Cytonic (Skyward #3)(56)
“I thought I’d hit on something so important. Something revolutionary. Proof that our definitions of aggression didn’t match statistical models. I spent years gathering my information, thinking I’d be heralded as some great mind.”
“Let me guess,” I said. “You presented it to your supervisors, and they immediately tossed you in here.”
“There wasn’t even a trial,” Nuluba whispered. “By the way they talked, what I’d done was dangerous, subversive. Merely looking for evidence that might contradict long-held beliefs was seen as aggressive.” She put her hands to her sandstone helmet. “I don’t know what they told Vormel, my mate. I didn’t get to see him again. I just…vanished.”
Maksim reached over and took Nuluba by the shoulder to offer support. Dllllizzzz vibrated her crystal, low and sonorous, a…comforting sound. The varvax gestured in thanks.
Scud. She really was what she said, wasn’t she? An unimportant bureaucrat caught up in something bigger than she was. I felt uncomfortable, realizing how I’d viewed her. I’d done it before, with other varvax. It was hard not to see in them the people who oppressed mine for years. Even still, even knowing what I knew.
Watching them console her, I felt like an intruder.
I’d known camaraderie like this. Expressed it, cherished it. A night spent with the other women in my flight, who refused to let me return to my cavern exile. Evenings together reminiscing about those we’d lost. In a powerful moment, I saw their faces. Kimmalyn, Nedd, FM, Hurl, Arturo. Jorgen…
Scud, I missed Jorgen. I found myself reaching out with my cytonic senses. Why hadn’t I been able to locate him again in my dreams? As always, when I tried to reach him intentionally, I found only that other presence. That familiar one that had been nearby, like a spirit watching over me. It was more distant now. And angry at me for some reason? Was it the delver I’d contacted? Or…something more personal?
I know it was foolish, but I couldn’t help feeling it was connected to my pin. And my father.
I excused myself as the others continued to comfort one another. Their genuine emotion made me feel sick. As I moved over to the bins where I could store the salvage I’d separated, I spotted something I’d missed earlier. Someone large sitting in the shadows near the closed hangar doors.
Peg. Captain of the Broadsiders. How had I missed her sitting back here? The thick-bodied alien looked particularly predatory in the shadows. And she was watching me. I didn’t need to see her eyes to know that.
Right, then. I took a deep breath and strode over. I hated feeling like people were watching me, thinking about me, but saying nothing. Better to confront them.
Of course, a similar attitude is what got me into my initial fistfight with Jorgen. So maybe I could take it a little more carefully this time?
“Captain?” I said as I reached her. “Is something wrong?”
“Wrong? Oh, I don’t know, Spin.” Peg laced her clawed fingers in front of herself. She had an almost reptilian appearance, though her skin was a thick hide instead of scales. “Words. You fit in well with the others. Adapting better to this than any other I’ve known. I hadn’t thought you were one to grow heknans. I thought you most certainly to only have muluns…”
“I still don’t know what that means, Captain. My pin refuses to translate the words. How do your people…grow…these things?”

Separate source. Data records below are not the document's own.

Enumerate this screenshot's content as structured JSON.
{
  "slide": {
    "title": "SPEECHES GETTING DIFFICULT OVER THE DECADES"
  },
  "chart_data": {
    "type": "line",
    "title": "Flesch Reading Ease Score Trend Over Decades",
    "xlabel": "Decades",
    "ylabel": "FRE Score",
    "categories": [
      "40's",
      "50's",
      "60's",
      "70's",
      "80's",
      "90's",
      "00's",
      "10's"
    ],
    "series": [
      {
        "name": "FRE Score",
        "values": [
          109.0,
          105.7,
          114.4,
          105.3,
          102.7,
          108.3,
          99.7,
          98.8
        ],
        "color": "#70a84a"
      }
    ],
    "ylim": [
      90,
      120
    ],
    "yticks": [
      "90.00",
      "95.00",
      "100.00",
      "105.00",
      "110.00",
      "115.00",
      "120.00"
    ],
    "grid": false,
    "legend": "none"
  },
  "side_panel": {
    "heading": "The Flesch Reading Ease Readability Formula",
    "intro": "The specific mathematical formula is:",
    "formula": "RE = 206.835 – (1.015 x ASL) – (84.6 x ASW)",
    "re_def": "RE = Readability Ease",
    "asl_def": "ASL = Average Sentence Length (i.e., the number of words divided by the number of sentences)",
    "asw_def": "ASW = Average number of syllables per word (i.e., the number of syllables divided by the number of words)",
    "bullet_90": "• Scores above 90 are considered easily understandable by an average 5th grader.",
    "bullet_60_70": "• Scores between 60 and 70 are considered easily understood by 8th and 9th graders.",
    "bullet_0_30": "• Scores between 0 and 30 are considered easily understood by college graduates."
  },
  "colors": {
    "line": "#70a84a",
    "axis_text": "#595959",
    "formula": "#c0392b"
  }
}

“Sit,” she said, gesturing toward a folding chair.
I did as I was told.
“Your pin could be set to translate these idioms,” the captain explained. “But you obviously do not know how. It is irrelevant. My tree is distant now, and since I was forced into exile, I can barely feel it or the fruit it grows.”
“I’m…sorry?” I said.
“No need for yendolors,” the captain said, settling into her larger chair across from me, plainly built for one of her stature. She gestured with a clawed hand toward the members of Cutlass Flight. “They are good people, human. Better than you expected to find, yes?”
“Yes,” I admitted.
The captain’s voice grew softer. “I have watched you, Spin. I know you are a soldier, which is curious. The Superiority doesn’t often throw actual fighters in here. The government claims to hate the aggressive, but it has use for the useful, we might say. They grow so many venmals. You’d say it differently: that they have much hypocrisy.”
“I don’t disagree with that,” I said.
“I want you to go,” Peg said. “I don’t want you to bring trouble to these. Tonight, I will arrange for you to be unwatched. You may walk away so long as you take nothing with you that belongs to us.”

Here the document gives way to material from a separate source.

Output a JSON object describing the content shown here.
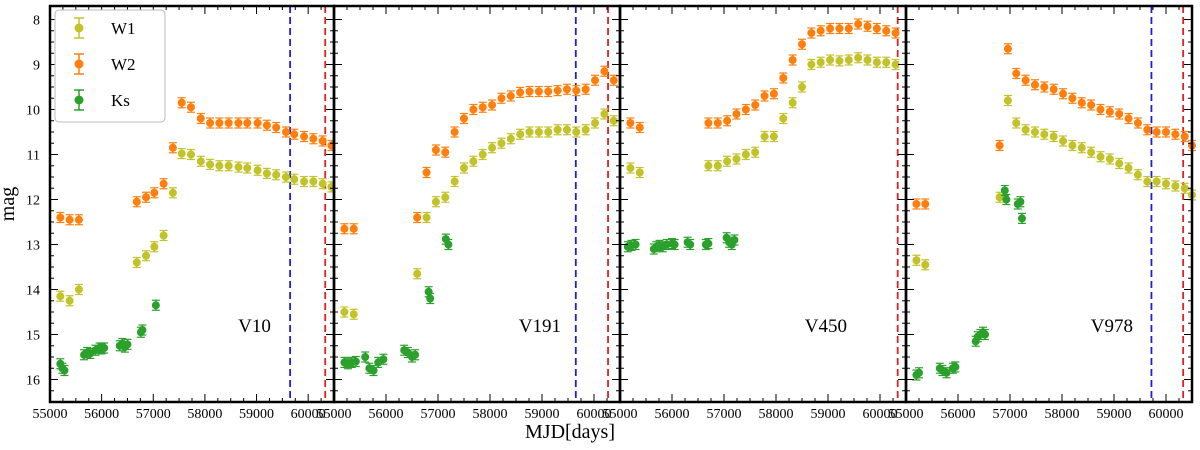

The words hit me like a brick to the face. She knew. Well, she suspected. And she understood that I was dangerous. Admittedly, I felt a little thrill. This enormous beast of a person found me intimidating?
“You’re wondering,” Peg said, “if this is a trap, to try to lure you to run so I can have proof you are untrustworthy. But we both already know you have grown too many kitchas for staying here. You have killed. Those here, most of them never have.”
“You’re pirates,” I said. “I saw your kind dogfighting others.”
Peg leaned forward. “I have killed, Spin. I have grown the kitcha. The fruit of the murderer. And I can recognize my kind. You will leave.”